INFO GLOBAL
Redaksi ; infoglobalindonesia.com
Sabtu, 04 Okt. || pukul 11.28 wib.
TEBO, IGI. COM //- Debitur (Ahmad Syahrul) , warga Desa Pemayungan, Kecamatan Sumay, Kabupaten Tebo, resmi melaporkan dugaan tindak pidana perampasan kendaraan oleh sekelompok orang yang mengaku sebagai debt collector dari pihak leasing BFI. (03/10/2025).
Peristiwa tersebut terjadi pada Jumat, 30 September 2025, di Perumahan Villarian Blok H No. 6, Kelurahan Manggis, Kecamatan Batin III, Kabupaten Bungo. Mobil milik Ahmad Syahrul, jenis Toyota Rush warna hitam tahun 2011 dengan nomor polisi BK 1778 QG, yang saat itu sedang dipinjam pakai oleh saudaranya bernama Desi untuk keperluan bisnis, diduga ditarik secara paksa oleh sejumlah debt collector berinisial Aftan, Jon, Anton, Edi Dung, dan Dian. 4 orang di antaranya diketahui berdomisili di Kabupaten Bungo, sementara satu orang berasal dari Rimbo Bujang, Kabupaten Tebo.
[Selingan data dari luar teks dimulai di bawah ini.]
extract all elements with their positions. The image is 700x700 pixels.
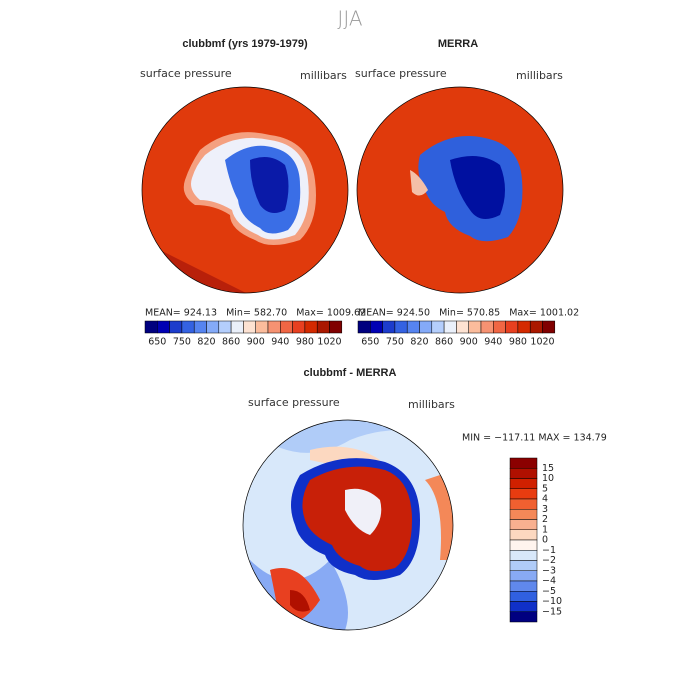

Atas peristiwa itu, Ahmad Syahrul (debitur) membuat laporan polisi dengan nomor STTP/250/X/2025/Jambi/Res Bungo/Sektor Muara Bungo sekitar pukul 18.20 WIB, terkait dugaan tindak pidana perampasan. menimbulkan kerugian sekitar 60 puluh Juta rupiah.
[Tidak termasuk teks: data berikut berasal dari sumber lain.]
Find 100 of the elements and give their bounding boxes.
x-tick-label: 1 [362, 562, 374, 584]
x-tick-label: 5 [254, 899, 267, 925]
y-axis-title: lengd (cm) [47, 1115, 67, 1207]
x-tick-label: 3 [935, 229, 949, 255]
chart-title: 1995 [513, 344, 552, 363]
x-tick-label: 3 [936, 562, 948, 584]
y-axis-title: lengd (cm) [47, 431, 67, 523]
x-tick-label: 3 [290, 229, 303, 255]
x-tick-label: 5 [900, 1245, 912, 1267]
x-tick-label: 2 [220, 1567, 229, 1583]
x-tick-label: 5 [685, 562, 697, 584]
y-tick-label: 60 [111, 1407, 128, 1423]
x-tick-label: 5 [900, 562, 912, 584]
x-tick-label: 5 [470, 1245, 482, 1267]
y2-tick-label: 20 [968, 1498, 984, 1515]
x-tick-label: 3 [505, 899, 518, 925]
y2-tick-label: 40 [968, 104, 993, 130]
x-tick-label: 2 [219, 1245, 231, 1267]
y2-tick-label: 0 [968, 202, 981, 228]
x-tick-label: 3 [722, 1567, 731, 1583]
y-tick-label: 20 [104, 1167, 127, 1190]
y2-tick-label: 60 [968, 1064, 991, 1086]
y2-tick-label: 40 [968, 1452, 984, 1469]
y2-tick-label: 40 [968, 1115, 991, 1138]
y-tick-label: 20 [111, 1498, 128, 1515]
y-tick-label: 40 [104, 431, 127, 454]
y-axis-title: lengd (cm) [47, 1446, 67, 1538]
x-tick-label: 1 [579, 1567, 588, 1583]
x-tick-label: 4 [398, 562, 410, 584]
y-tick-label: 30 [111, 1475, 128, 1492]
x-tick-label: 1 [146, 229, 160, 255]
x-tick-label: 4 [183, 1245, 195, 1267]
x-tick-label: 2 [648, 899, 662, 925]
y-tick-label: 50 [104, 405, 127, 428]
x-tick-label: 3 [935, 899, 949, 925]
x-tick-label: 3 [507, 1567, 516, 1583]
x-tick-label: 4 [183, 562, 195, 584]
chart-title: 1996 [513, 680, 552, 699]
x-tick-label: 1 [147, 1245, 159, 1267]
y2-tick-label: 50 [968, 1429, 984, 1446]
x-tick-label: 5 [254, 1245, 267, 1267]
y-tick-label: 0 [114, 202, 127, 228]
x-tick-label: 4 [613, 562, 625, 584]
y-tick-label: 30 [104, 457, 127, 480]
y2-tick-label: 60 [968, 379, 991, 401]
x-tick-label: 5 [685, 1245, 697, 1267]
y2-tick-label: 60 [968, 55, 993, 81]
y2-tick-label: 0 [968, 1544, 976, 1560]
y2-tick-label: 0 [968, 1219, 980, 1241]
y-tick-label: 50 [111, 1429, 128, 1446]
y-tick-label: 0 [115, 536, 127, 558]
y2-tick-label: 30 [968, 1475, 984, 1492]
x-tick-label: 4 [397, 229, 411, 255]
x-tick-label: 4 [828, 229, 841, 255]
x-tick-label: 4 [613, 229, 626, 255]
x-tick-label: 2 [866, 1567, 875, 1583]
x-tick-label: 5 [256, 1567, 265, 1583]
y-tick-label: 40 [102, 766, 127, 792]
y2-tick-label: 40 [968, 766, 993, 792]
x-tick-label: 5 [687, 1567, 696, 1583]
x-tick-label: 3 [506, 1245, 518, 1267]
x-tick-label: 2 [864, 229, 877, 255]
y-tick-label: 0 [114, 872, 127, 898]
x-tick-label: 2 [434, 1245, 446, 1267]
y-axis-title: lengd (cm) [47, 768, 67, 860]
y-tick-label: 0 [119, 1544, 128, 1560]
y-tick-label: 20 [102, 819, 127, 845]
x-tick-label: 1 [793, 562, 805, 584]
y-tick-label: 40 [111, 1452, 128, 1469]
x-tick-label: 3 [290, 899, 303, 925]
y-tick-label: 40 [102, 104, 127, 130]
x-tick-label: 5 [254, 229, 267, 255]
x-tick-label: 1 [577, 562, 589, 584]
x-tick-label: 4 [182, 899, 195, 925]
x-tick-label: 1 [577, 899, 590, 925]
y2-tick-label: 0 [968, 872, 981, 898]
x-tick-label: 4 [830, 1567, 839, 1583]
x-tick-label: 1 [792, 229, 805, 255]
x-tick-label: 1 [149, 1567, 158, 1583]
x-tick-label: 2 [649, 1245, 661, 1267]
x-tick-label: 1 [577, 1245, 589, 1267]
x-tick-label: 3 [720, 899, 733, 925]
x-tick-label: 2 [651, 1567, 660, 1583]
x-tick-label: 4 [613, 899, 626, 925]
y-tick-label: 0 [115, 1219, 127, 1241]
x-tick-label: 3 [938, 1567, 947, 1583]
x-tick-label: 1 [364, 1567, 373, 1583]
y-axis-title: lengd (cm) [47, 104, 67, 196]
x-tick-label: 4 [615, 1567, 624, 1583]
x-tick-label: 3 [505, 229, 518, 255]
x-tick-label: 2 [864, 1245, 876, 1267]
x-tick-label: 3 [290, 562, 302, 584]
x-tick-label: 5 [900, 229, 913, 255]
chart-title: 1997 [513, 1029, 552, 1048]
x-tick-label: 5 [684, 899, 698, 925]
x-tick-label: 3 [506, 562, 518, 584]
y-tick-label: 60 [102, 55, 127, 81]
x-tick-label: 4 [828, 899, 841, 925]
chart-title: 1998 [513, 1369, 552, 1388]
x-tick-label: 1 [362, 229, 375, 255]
Kepada infoglobalindonesia.com, Ahmad Syahrul menjelaskan bahwa penarikan mobil tersebut tidak sesuai dengan prosedur. Ia Mengungkapkan “Saya tidak pernah menerima surat peringatan 1, 2, atau 3 dari leasing. Saya juga tidak pernah menandatangani berita acara serah terima kendaraan, tidak ditunjukkan surat kuasa penarikan, maupun putusan pengadilan. Bahkan ketika saya mendatangi kantor BFI Muara Bungo pada kamis 2 Oktober 2025, pihak BFI mengaku tidak mengetahui keberadaan mobil saya,” ujar Ahmad.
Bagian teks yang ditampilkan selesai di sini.